Seniors need to know they will be safe in their community as they age and that there will be facilities to care for them when they seek long-term care.

At present, it is estimated that 35 to 45 per cent of all citizens in Canada have some type of a disability, well over 50 per cent are visually and/or mobility challenged.

Many of these are seniors but along with those others this community and its businesses need to consider if they are accessible to those who are struggling with visual or mobility issues.

Freedom from ageism and discrimination is a basic human right but this is becoming a concern.

Financial security is important to seniors who have worked their entire life and have been significant contributors to government programs through wage deductions and taxation.

Seniors believe they are entitled to:

– Receive adequate income support payments and equitable access to pension or other retirement savings vehicles

– Protection from financial predators

– A reduced tax burden and less imposed restrictions on their finances.

Good health is fundamental to quality of life and for an aging sector there must be:

– Affordable safeguards for those living alone

– Equitable and timely access to quality health care

– Affordable access to medicines and medical devices

– Options to age at home which should include adequate support and professional caregivers

– Easy access to dependable information and resources.

To protect the rights and dignity of people as they age, there must be:

– A right to continue driving and living independently

– Freedom from ageist and other stereotypes

– Freedom from elder abuse

– Equal rights to affordable housing.

Many of these points pose a concern to seniors and should concern future generations.
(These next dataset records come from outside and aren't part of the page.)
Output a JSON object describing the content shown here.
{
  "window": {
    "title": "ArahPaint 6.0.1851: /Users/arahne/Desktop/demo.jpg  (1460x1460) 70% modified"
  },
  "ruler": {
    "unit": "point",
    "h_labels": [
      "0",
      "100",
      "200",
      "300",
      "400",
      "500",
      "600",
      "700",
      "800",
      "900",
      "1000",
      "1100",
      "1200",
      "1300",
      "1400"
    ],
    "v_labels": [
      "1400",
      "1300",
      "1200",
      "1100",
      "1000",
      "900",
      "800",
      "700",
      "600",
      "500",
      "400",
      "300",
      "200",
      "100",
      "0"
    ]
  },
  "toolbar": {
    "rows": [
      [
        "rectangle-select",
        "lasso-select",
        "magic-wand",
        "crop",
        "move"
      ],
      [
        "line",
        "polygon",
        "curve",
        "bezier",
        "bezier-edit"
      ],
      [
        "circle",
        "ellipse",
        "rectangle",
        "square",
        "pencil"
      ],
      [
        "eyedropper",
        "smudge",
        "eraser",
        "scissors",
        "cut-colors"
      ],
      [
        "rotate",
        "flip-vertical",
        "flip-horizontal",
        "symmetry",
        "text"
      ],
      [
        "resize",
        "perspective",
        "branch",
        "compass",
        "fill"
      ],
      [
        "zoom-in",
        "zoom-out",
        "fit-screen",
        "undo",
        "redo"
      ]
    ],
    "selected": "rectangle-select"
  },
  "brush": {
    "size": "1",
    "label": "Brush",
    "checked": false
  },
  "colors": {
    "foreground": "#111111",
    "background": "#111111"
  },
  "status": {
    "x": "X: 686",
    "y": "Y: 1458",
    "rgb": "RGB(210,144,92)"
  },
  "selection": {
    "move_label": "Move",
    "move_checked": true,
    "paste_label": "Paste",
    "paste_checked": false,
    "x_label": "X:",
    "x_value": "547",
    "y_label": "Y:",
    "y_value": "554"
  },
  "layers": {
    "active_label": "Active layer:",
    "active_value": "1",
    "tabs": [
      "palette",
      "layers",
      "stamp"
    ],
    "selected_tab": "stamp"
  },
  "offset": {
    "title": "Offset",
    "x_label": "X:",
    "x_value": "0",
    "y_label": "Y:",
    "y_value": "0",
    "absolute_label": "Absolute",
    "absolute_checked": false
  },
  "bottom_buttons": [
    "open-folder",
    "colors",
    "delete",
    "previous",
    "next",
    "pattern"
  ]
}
So to ask again, can Terrace boast that it is an age friendly community?

June 3 to 9 is Seniors Week in B.C. Throughout Canada, seniors are busy helping someone or are being helped by someone. If you would like to honour seniors week, do so by honouring a senior now and in the weeks to come.

Maybe you could visit a senior, support a senior attending the seniors games, visit a seniors centre, volunteer to help a senior who needs some help, sing with a senior, talk to a senior, or maybe … adopt a senior.

Diana Penner is the chair of the Greater Terrace Seniors Advisory Committee.